The Tribunal of the Holy Office of the Inquisition (Spanish: Tribunal del Santo Oficio de la Inquisición), commonly known as the Spanish Inquisition (Spanish: Inquisición española), was established in 1478 by the Catholic Monarchs, King Ferdinand II of Aragon and Queen Isabella I of Castile. See Alhambra Decree.

It began toward the end of the Reconquista and was intended to maintain Catholic orthodoxy in their kingdoms and to replace the Medieval Inquisition, which was under Papal control. It became the most substantive of the three different manifestations of the wider Catholic Inquisition along with the Roman Inquisition and Portuguese Inquisition. The "Spanish Inquisition" may be defined broadly as operating in Spain and in all Spanish colonies and territories, which included the Canary Islands, the Kingdom of Naples, and all Spanish possessions in North, Central, and South America. According to modern estimates, around 150,000 people were prosecuted for various offences during the three-century duration of the Spanish Inquisition, of whom between 3,000 and 5,000 were executed (~2.7% of all cases).

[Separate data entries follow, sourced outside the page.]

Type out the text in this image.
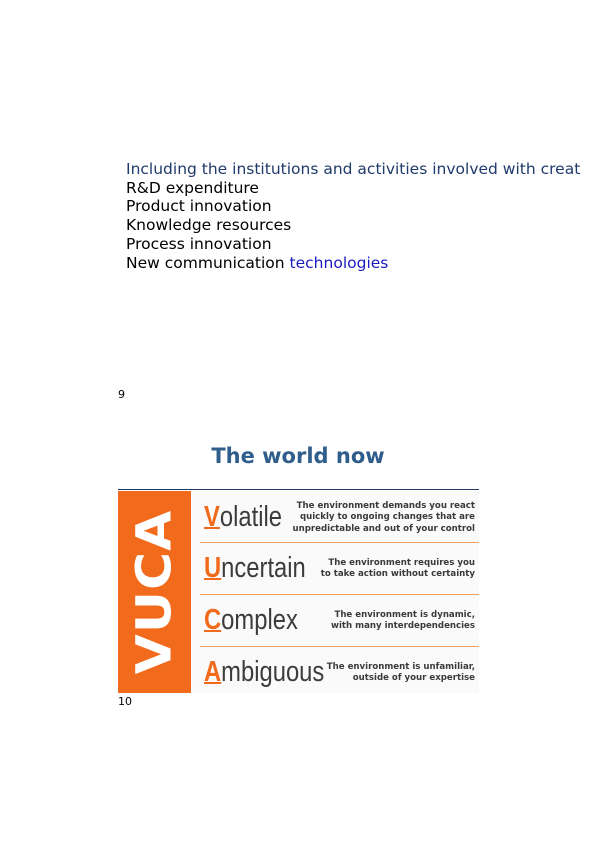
Including the institutions and activities involved with creat
R&D expenditure
Product innovation
Knowledge resources
Process innovation
New communication technologies
9
The world now
VUCA Volatile	The environment demands you react
quickly to ongoing changes that are
unpredictable and out of your control
Uncertain	The environment requires you
to take action without certainty
Complex	The environment is dynamic,
with many interdependencies
Ambiguous The environment is unfamiliar,
outside of your expertise
10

The Inquisition was originally intended primarily to identify heretics among those who converted from Judaism and Islam to Catholicism. The regulation of the faith of newly converted Catholics was intensified after the royal decrees issued in 1492 and 1502 ordering Jews and Muslims to convert to Catholicism or leave Castile, resulting in hundreds of thousands of forced conversions, the persecution of conversos and moriscos, and the mass expulsions of Jews and of Muslims from Spain. The Inquisition was abolished in 1834, during the reign of Isabella II, after a period of declining influence in the preceding century.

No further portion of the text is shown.